Norwegian born/Thunder Bay, Ontario raised Bill Johansen played one game in the National Hockey League in 1950.
Johansen was perhaps better known by his nickname Red and sometimes known by the last name Johnson. By the late 1970s he became best known as Trevor Johansen's dad. The younger Johansen followed in his father's footsteps. He was junior star and Memorial Cup champion with the Toronto Marlies who went on to play for the Toronto Maple Leafs.
Dad, too, was a Memorial Cup champion, helping the Port Arthur West End Bruins win Canada's national junior championship in 1948.
Bill went on to play for the Toronto Marlboros at the senior hockey level, winning the Allan Cup as Canada's national senior champions in 1950.
Bill would play just one game for the Leafs, substituting as an emergency replacement player due to an injury to Teeder Kennedy.
"I was playing centre for Marlie Seniors.
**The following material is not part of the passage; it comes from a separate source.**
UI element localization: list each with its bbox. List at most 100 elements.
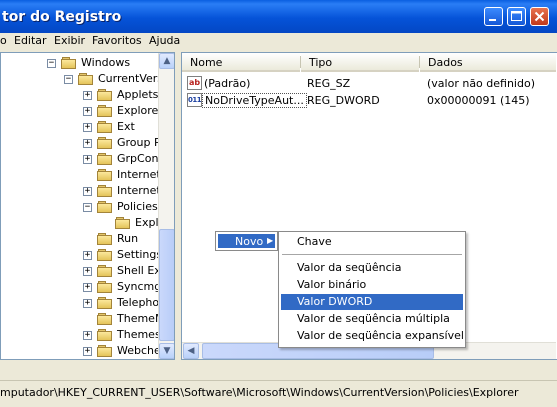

One Saturday night they called me up to the Leafs because Ted Kennedy had gotten hurt. I played between Bill Ezinicki and Harry Watson. I thought I did pretty well but we got beat by Boston, 3-0.
But that was the only game the lanky center in the NHL. He would go onto play a long career in the minor leagues as a playmaking center. He believed at some point the Chicago Black Hawks inquired about acquiring his NHL rights for the purpose of a try out, but the Leafs simply refused to let go of his rights.
Johansen returned to Thunder Bay in the second half of the 1960s. He played senior hockey and coached youth hockey while establishing a successful sheet-metal business.
By the way: Bill Johansen may have had the oddest middle name in NHL history. That's because his middle name was the Norwegian name Odd. Short for Oddball he'd joke.